4. Choose Foods That Support Sleep
These eight snacks pair common ingredients that bring sleep-supporting nutrients without anything that might compromise your rest.
● Pretzels and Peanut Butter: Pretzels are a lower-calorie, high-glycemic carb that can satisfy hunger and most people find them easy on the stomach. Whole grain versions tend to pack a decent amount of fortified vitamins and minerals, but opt for unsalted when available. Pair with a satisfying partner like unsweetened peanut butter or even cottage cheese.
● Rice and Veggies: Microwave leftover (or frozen pre-cooked) jasmine rice with a handful of frozen mixed veggies, or pair it with a little lean protein. Skip the soy sauce (it contains tyramine, which increases alertness) and hot sauce (the spice might cause indigestion), opting for a squeeze of lime or little hummus instead if you need a flavor boost.
● Fresh Popcorn: Popcorn is a natural whole grain and a relatively healthy carbohydrate when homemade. Try an easy microwave method or use an inexpensive air popper. Avoid too much salt or butter close to bedtime, but feel free to drizzle on a little coconut oil for its sleep-supporting lauric acid.
● Small Sandwich: Use one piece of bread cut in half, or a small flat bread or wrap.
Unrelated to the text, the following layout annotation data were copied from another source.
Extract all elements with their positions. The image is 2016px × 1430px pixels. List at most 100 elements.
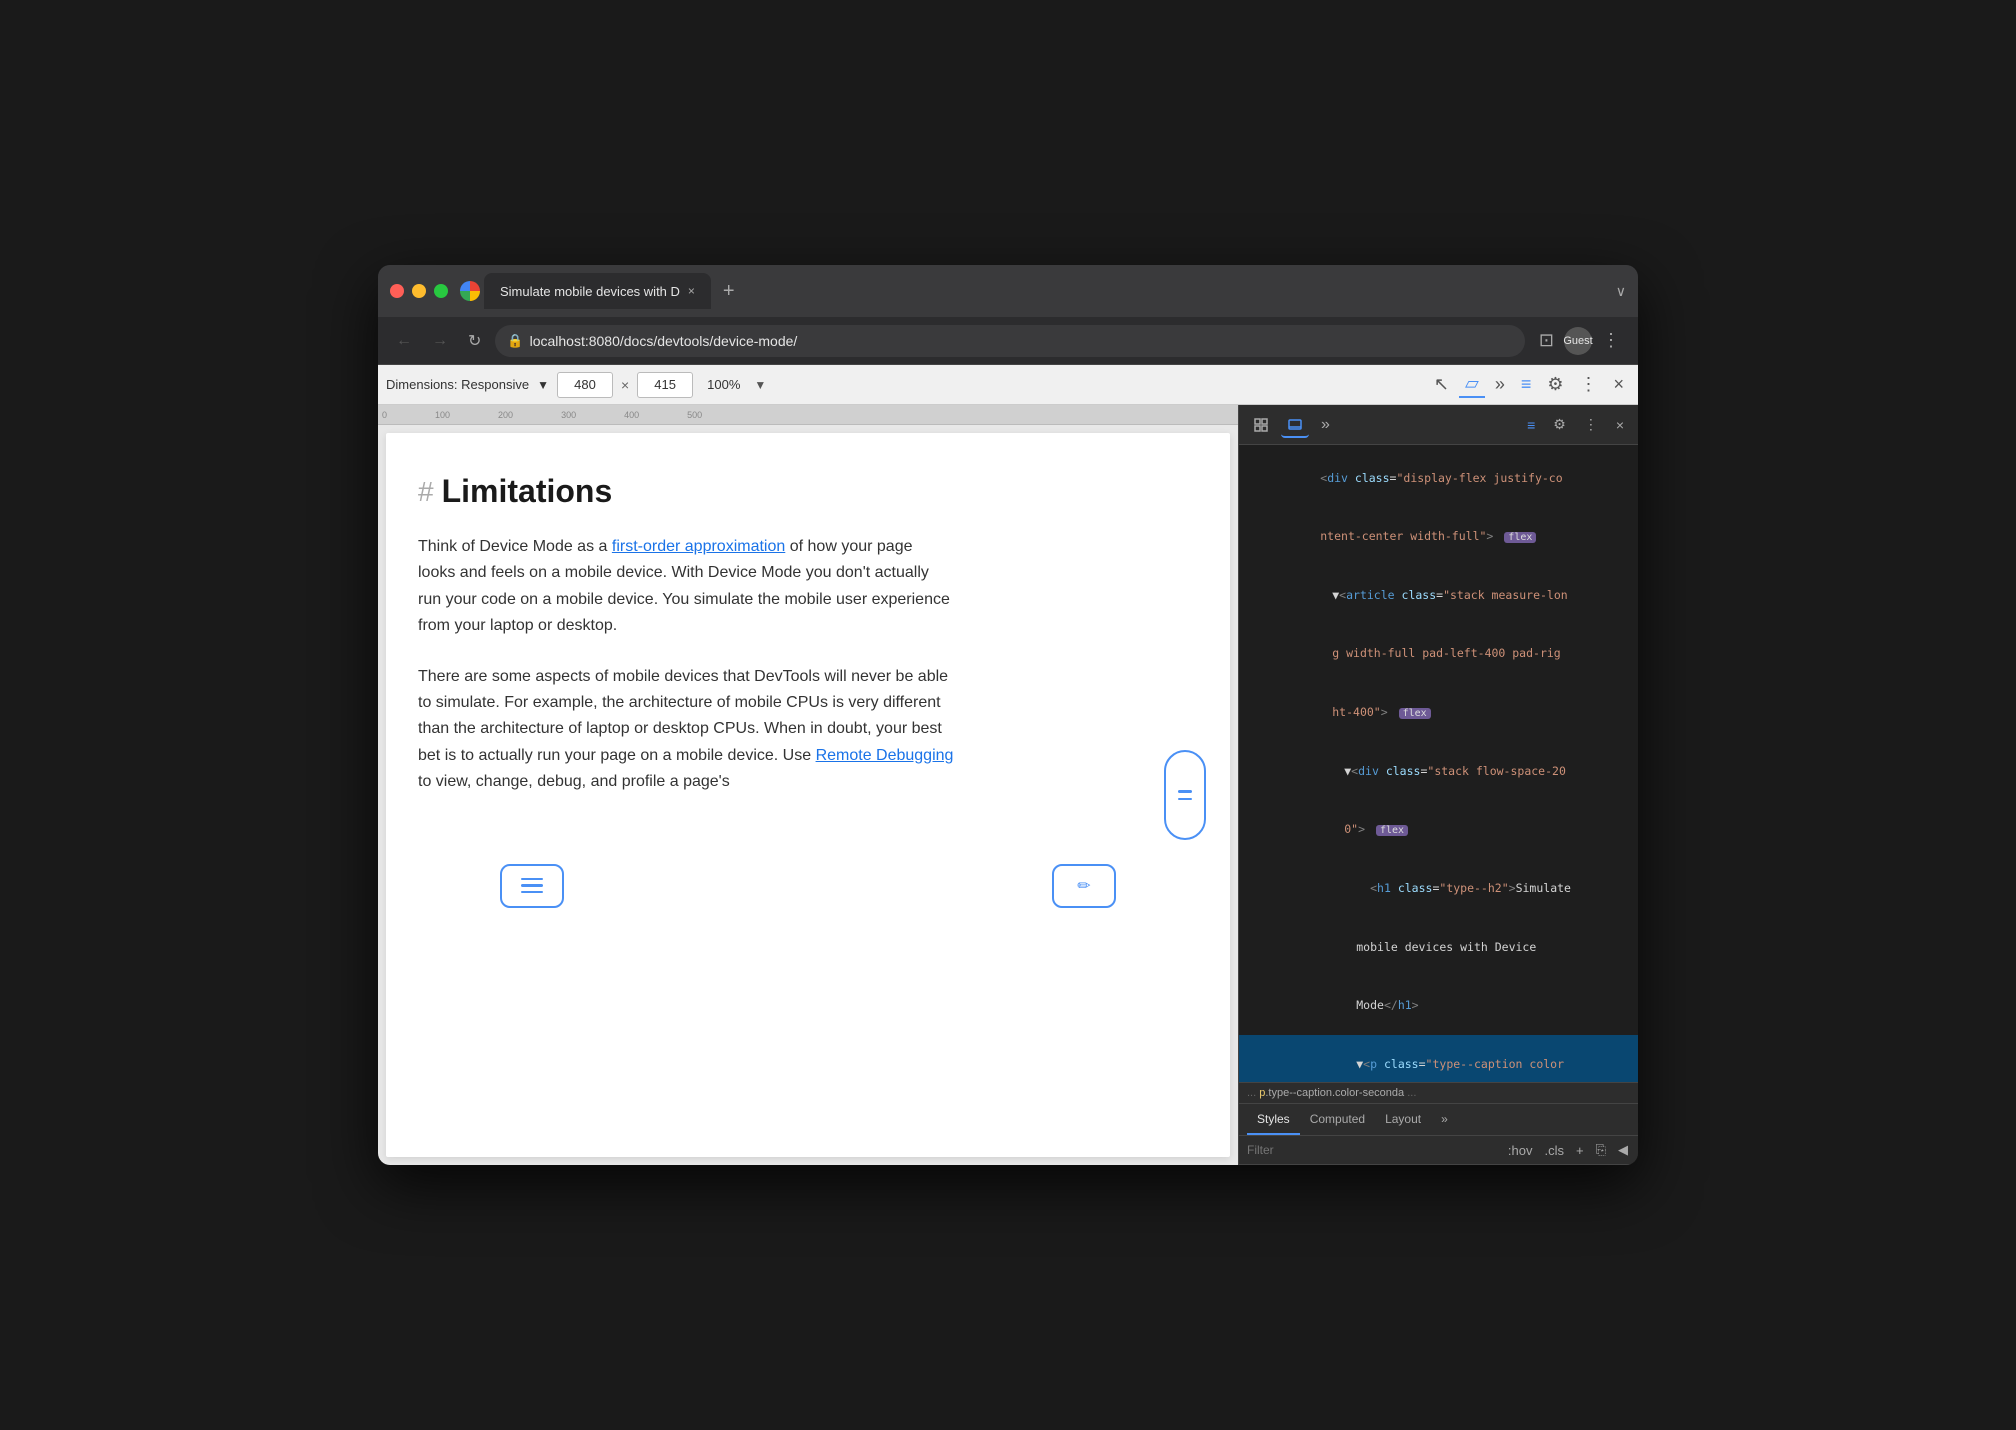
bottom-handles: ✏ <box>386 860 1230 912</box>
devtools-header: » ≡ ⚙ ⋮ × <box>1239 405 1638 445</box>
active-tab[interactable]: Simulate mobile devices with D × <box>484 273 711 309</box>
more-options-button[interactable]: ⋮ <box>1578 412 1604 437</box>
touch-handle-line <box>521 878 543 881</box>
lock-icon: 🔒 <box>507 333 523 349</box>
filter-cls-button[interactable]: .cls <box>1543 1141 1567 1160</box>
scroll-handle-lines <box>1178 790 1192 800</box>
page-heading: # Limitations <box>418 473 954 510</box>
elements-panel-button[interactable] <box>1247 413 1275 437</box>
toggle-sidebar-button[interactable]: ◀ <box>1616 1140 1630 1160</box>
tab-chevron-icon: ∨ <box>1616 283 1626 300</box>
html-line[interactable]: ntent-center width-full"> flex <box>1239 508 1638 567</box>
html-line[interactable]: mobile devices with Device <box>1239 918 1638 977</box>
inspect-element-button[interactable]: ↖ <box>1428 372 1455 397</box>
traffic-lights <box>390 284 448 298</box>
browser-window: Simulate mobile devices with D × + ∨ ← →… <box>378 265 1638 1165</box>
dimension-separator: × <box>621 377 629 393</box>
html-line[interactable]: Mode</h1> <box>1239 977 1638 1036</box>
elements-panel: <div class="display-flex justify-co nten… <box>1239 445 1638 1082</box>
minimize-traffic-light[interactable] <box>412 284 426 298</box>
scroll-handle-line <box>1178 790 1192 793</box>
new-tab-button[interactable]: + <box>715 280 743 303</box>
device-mode-button[interactable] <box>1281 412 1309 438</box>
page-title: Limitations <box>442 473 613 510</box>
scroll-handle[interactable] <box>1164 750 1206 840</box>
url-bar[interactable]: 🔒 localhost:8080/docs/devtools/device-mo… <box>495 325 1525 357</box>
title-bar: Simulate mobile devices with D × + ∨ <box>378 265 1638 317</box>
device-toolbar-button[interactable]: ▱ <box>1459 371 1485 398</box>
split-screen-button[interactable]: ⊡ <box>1533 326 1560 355</box>
zoom-arrow: ▼ <box>754 378 766 392</box>
chrome-icon <box>460 281 480 301</box>
console-drawer-button[interactable]: ≡ <box>1521 413 1541 437</box>
settings-button[interactable]: ⚙ <box>1547 412 1572 437</box>
close-devtools-button[interactable]: × <box>1610 413 1630 437</box>
tab-computed[interactable]: Computed <box>1300 1104 1375 1135</box>
html-line[interactable]: g width-full pad-left-400 pad-rig <box>1239 625 1638 684</box>
html-line[interactable]: 0"> flex <box>1239 801 1638 860</box>
html-line-selected[interactable]: ▼<p class="type--caption color <box>1239 1035 1638 1082</box>
styles-filter-bar: :hov .cls + ⎘ ◀ <box>1239 1136 1638 1165</box>
first-order-link[interactable]: first-order approximation <box>612 538 785 555</box>
viewport-content: # Limitations Think of Device Mode as a … <box>386 433 1230 1157</box>
main-area: 0 100 200 300 400 500 # Limitations Thin… <box>378 405 1638 1165</box>
url-text: localhost:8080/docs/devtools/device-mode… <box>530 333 798 349</box>
touch-handle-lines <box>521 878 543 894</box>
tab-bar: Simulate mobile devices with D × + <box>460 273 1604 309</box>
zoom-button[interactable]: 100% <box>701 375 746 394</box>
dropdown-arrow: ▼ <box>537 378 549 392</box>
scroll-handle-line <box>1178 798 1192 801</box>
filter-hov-button[interactable]: :hov <box>1506 1141 1535 1160</box>
address-bar: ← → ↻ 🔒 localhost:8080/docs/devtools/dev… <box>378 317 1638 365</box>
dimensions-label: Dimensions: Responsive <box>386 377 529 392</box>
devtools-toolbar: Dimensions: Responsive ▼ × 100% ▼ ↖ ▱ » … <box>378 365 1638 405</box>
reload-button[interactable]: ↻ <box>462 327 487 355</box>
console-button[interactable]: ≡ <box>1515 372 1538 397</box>
touch-handle-menu[interactable] <box>500 864 564 908</box>
maximize-traffic-light[interactable] <box>434 284 448 298</box>
profile-icon[interactable]: Guest <box>1564 327 1592 355</box>
paragraph-1: Think of Device Mode as a first-order ap… <box>418 534 954 640</box>
ruler-marks: 0 100 200 300 400 500 <box>382 410 702 420</box>
devtools-close-button[interactable]: × <box>1607 372 1630 397</box>
tab-close-button[interactable]: × <box>688 284 695 298</box>
copy-styles-button[interactable]: ⎘ <box>1594 1140 1608 1160</box>
more-tabs-button[interactable]: » <box>1489 372 1511 397</box>
devtools-toolbar-icons: ↖ ▱ » ≡ ⚙ ⋮ × <box>1428 371 1630 398</box>
add-style-rule-button[interactable]: + <box>1574 1141 1586 1160</box>
page-content: # Limitations Think of Device Mode as a … <box>386 433 986 860</box>
styles-filter-input[interactable] <box>1247 1143 1498 1157</box>
close-traffic-light[interactable] <box>390 284 404 298</box>
height-input[interactable] <box>637 372 693 398</box>
selector-breadcrumb: ... p.type--caption.color-seconda ... <box>1239 1082 1638 1103</box>
browser-actions: ⊡ Guest ⋮ <box>1533 326 1626 355</box>
styles-tabs: Styles Computed Layout » <box>1239 1104 1638 1136</box>
pen-icon: ✏ <box>1077 876 1090 896</box>
width-input[interactable] <box>557 372 613 398</box>
back-button[interactable]: ← <box>390 328 418 354</box>
html-line[interactable]: ▼<article class="stack measure-lon <box>1239 566 1638 625</box>
touch-handle-pen[interactable]: ✏ <box>1052 864 1116 908</box>
tab-layout[interactable]: Layout <box>1375 1104 1431 1135</box>
browser-menu-button[interactable]: ⋮ <box>1596 326 1626 355</box>
viewport-ruler: 0 100 200 300 400 500 <box>378 405 1238 425</box>
remote-debugging-link[interactable]: Remote Debugging <box>816 747 954 764</box>
touch-handle-line <box>521 884 543 887</box>
devtools-panel: » ≡ ⚙ ⋮ × <div class="display-flex justi… <box>1238 405 1638 1165</box>
forward-button[interactable]: → <box>426 328 454 354</box>
more-panels-button[interactable]: » <box>1315 412 1336 438</box>
touch-handle-line <box>521 891 543 894</box>
devtools-more-button[interactable]: ⋮ <box>1573 372 1603 397</box>
html-line[interactable]: ht-400"> flex <box>1239 684 1638 743</box>
html-line[interactable]: <div class="display-flex justify-co <box>1239 449 1638 508</box>
heading-hash: # <box>418 476 434 508</box>
tab-more[interactable]: » <box>1431 1104 1458 1135</box>
paragraph-2: There are some aspects of mobile devices… <box>418 664 954 796</box>
styles-panel: Styles Computed Layout » :hov .cls <box>1239 1103 1638 1165</box>
tab-styles[interactable]: Styles <box>1247 1104 1300 1135</box>
devtools-settings-button[interactable]: ⚙ <box>1541 372 1569 397</box>
tab-title: Simulate mobile devices with D <box>500 284 680 299</box>
html-line[interactable]: <h1 class="type--h2">Simulate <box>1239 859 1638 918</box>
html-line[interactable]: ▼<div class="stack flow-space-20 <box>1239 742 1638 801</box>
viewport: 0 100 200 300 400 500 # Limitations Thin… <box>378 405 1238 1165</box>
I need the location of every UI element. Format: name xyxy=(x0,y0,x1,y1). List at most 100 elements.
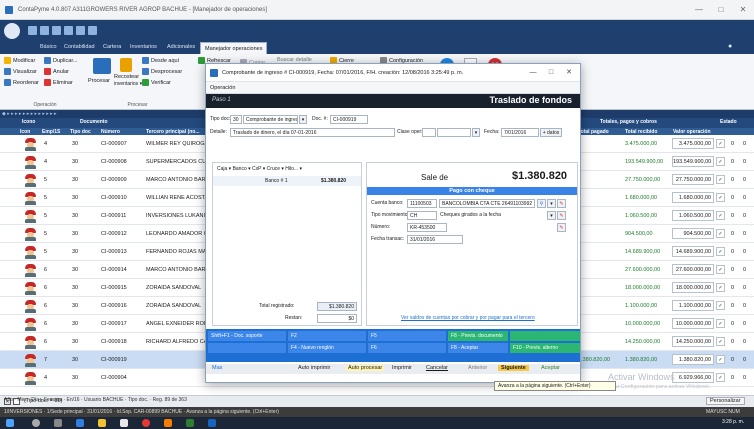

Add in a serving of low-sodium turkey or tuna, baby spinach, tomato, a couple pickles, and cheese, if you like. Skip the onions and spicy condiments, though.
● Cereal and Milk: A glass of milk is an oft-suggested sleep-inducer, but there isn’t much research to back it up. A serving of low-sugar cereal provides carbs though, which are shown to help sleep. If you don’t do dairy, feel free to swap for an unsweetened nut milk of your choice.
● Banana Roll Up: This quick snack has carbs, protein, and healthy fats. Bananas are also rich in potassium, magnesium, folate, and vitamin B6. All you need is a tortilla, a banana, and some nut butter (almonds and sunflower seeds are both rich in sleep-friendly minerals and melatonin).
● Yogurt and Granola: Yogurt is typically high in protein and low in fat, providing a good snack close to bedtime. Just be mindful of the sugar count (some can exceed candy bar levels), and swap for coconut or soy-based if dairy upsets your stomach. Lighter granola or cereal sprinkled on top adds a dose of carbs to keep you sated.
● Oatmeal with Flax: Oatmeal is a pretty easy to prepare, and it brings healthy carbs and minerals. Flax seeds offer melatonin and healthy omega-3s, and fruits like blueberries or bananas can add a little sweetness without giving a strong sugar buzz. You can also try savory oatmeal as well, seasoned with a little salt and olive oil.